Théâtre National, Bruxelles ©Romaine / Wikimedia commons

Le directeur artistique du Théâtre Royal flamand de Bruxelles, Michael De Cock, soutient les mouvements de contestation. Il a d’ores et déjà annoncé la programmation d’un spectacle pour le 26 avril, sans attendre l’annonce d’une réouverture par les autorités. Les mesures de restriction sont toutefois en vigueur jusqu’au 25 avril, dans l’attente de prochaines décisions qui devraient être annoncées cette semaine. M. De Cock a affirmé à l’AFP que le spectacle Jonathan, de Bruno Vanden Broecke et Valentijn Dhaenens, donnera lieu à plusieurs représentations. Les consignes sanitaires seront respectées, de la ventilation à la mise à disposition de gel hydroalcoolique, en passant par des rangées et des chaises laissées vides pour assurer la séparation des spectateurs, le fléchage au sol et, surtout, une jauge d’accueil située entre 50 et 100, pour une capacité de 500 places.

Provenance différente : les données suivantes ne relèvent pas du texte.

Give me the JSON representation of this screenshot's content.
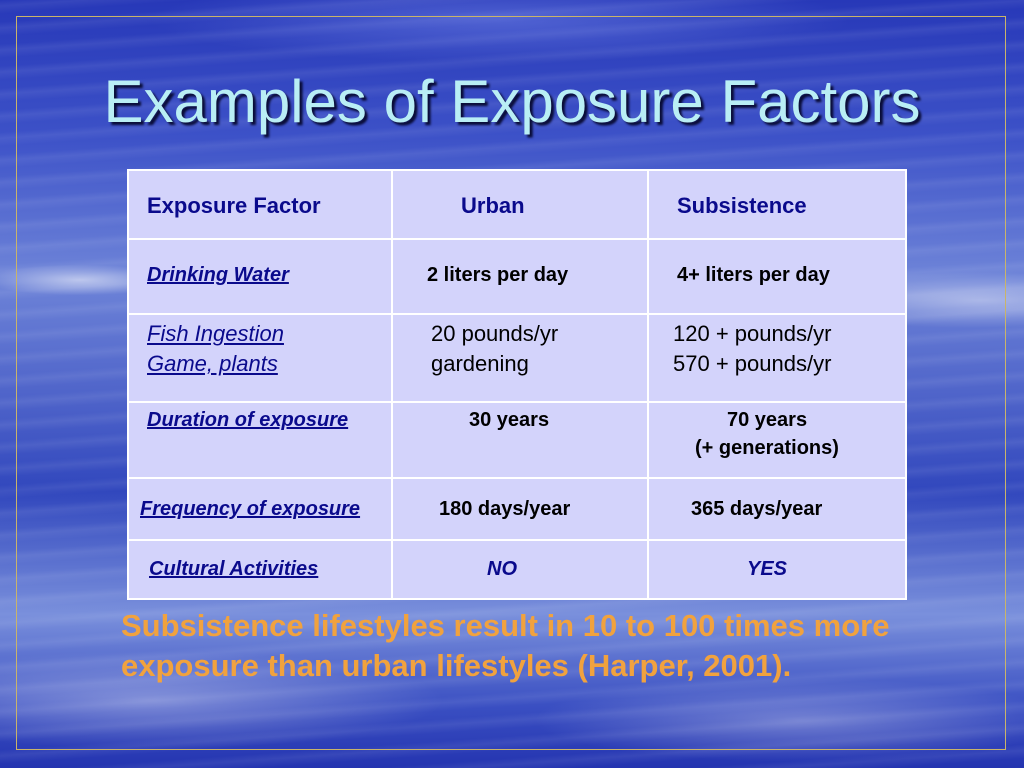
{
  "slide": {
    "title": "Examples of Exposure Factors",
    "summary_line1": "Subsistence lifestyles result in 10 to 100 times more",
    "summary_line2": "exposure than urban lifestyles (Harper, 2001)."
  },
  "table": {
    "headers": {
      "factor": "Exposure Factor",
      "urban": "Urban",
      "subsistence": "Subsistence"
    },
    "rows": [
      {
        "factor": "Drinking Water",
        "urban": "2 liters per day",
        "subsistence": "4+ liters per day"
      },
      {
        "factor_line1": "Fish Ingestion",
        "factor_line2": "Game, plants",
        "urban_line1": "20 pounds/yr",
        "urban_line2": "gardening",
        "subsistence_line1": "120 + pounds/yr",
        "subsistence_line2": "570 + pounds/yr"
      },
      {
        "factor": "Duration of exposure",
        "urban": "30 years",
        "subsistence_line1": "70 years",
        "subsistence_line2": "(+ generations)"
      },
      {
        "factor": "Frequency of exposure",
        "urban": "180 days/year",
        "subsistence": "365 days/year"
      },
      {
        "factor": "Cultural Activities",
        "urban": "NO",
        "subsistence": "YES"
      }
    ]
  },
  "colors": {
    "title": "#b9eef5",
    "table_background": "#d3d3fb",
    "label_blue": "#0a0a8c",
    "summary_orange": "#f1a23e",
    "frame_gold": "#c9b46a"
  }
}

D’après le directeur du bâtiment, il s’agit de « prouver que cela peut se faire de façon convenable. »

Pour le moment, aucun membre du gouvernement fédéral, ni même communautaire, n’a répondu aux sollicitations des manifestants. Ces-derniers devront quitter les lieux dimanche. Et après ? « Le combat continue ! affirme Thymios. On ne conteste pas pour le plaisir de contester, on attend des réponses. Nous traversons une crise multiple, sociale, culturelle, économique… Les autorités ne peuvent pas rester sourdes à nos appels. Elles doivent comprendre cette détresse vécue par beaucoup, et y répondre. Nous mènerons notre combat jusqu’au bout, et si l’on doit déloger le 18 avril comme prévu, nous trouverons d’autres moyens pour faire passer nos messages », assure-t-il.

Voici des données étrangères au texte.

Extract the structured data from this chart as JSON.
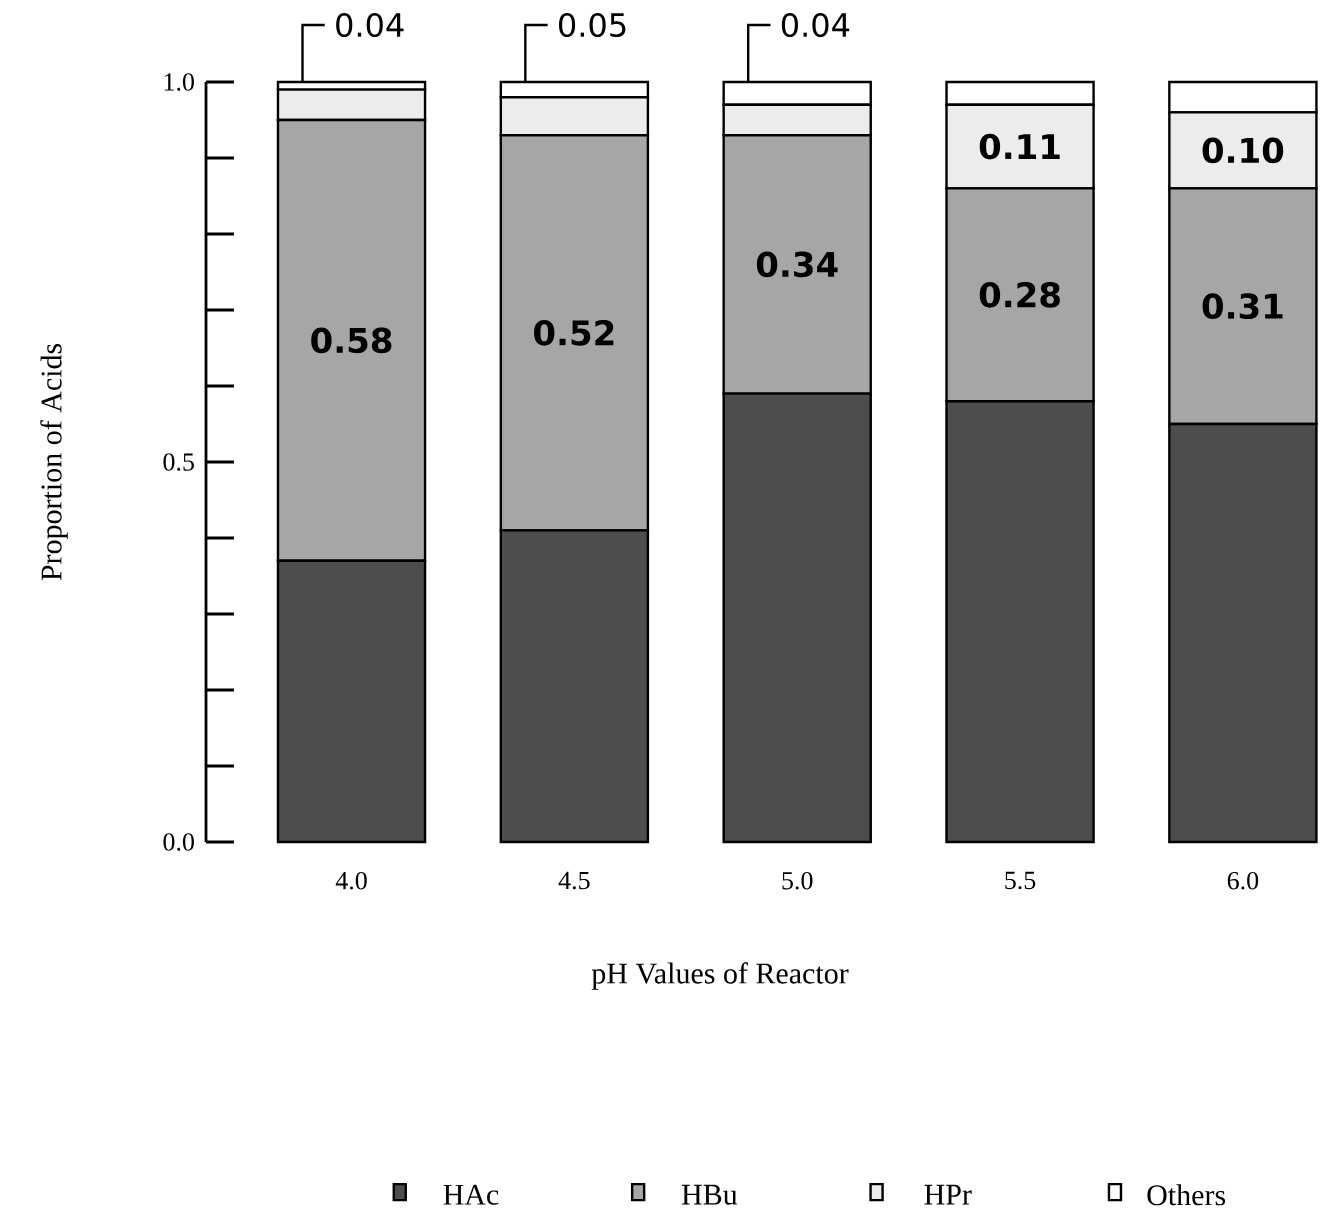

En France, le mouvement de blocage des lieux de spectacle semble bien engagé. S’il n’en est qu’à ses balbutiements chez nos voisins belges, il se pourrait qu’il prenne de l’ampleur dans les jours qui viennent. D’autant plus que le projet de loi sur la Pandémie, présenté par le gouvernement fédéral, arrive au Parlement cette semaine. Très critiqué par les milieux associatifs et syndicaux, il prévoit d’introduire un fondement légal aux mesures de restrictions de liberté mises en place depuis le début de la crise sanitaire.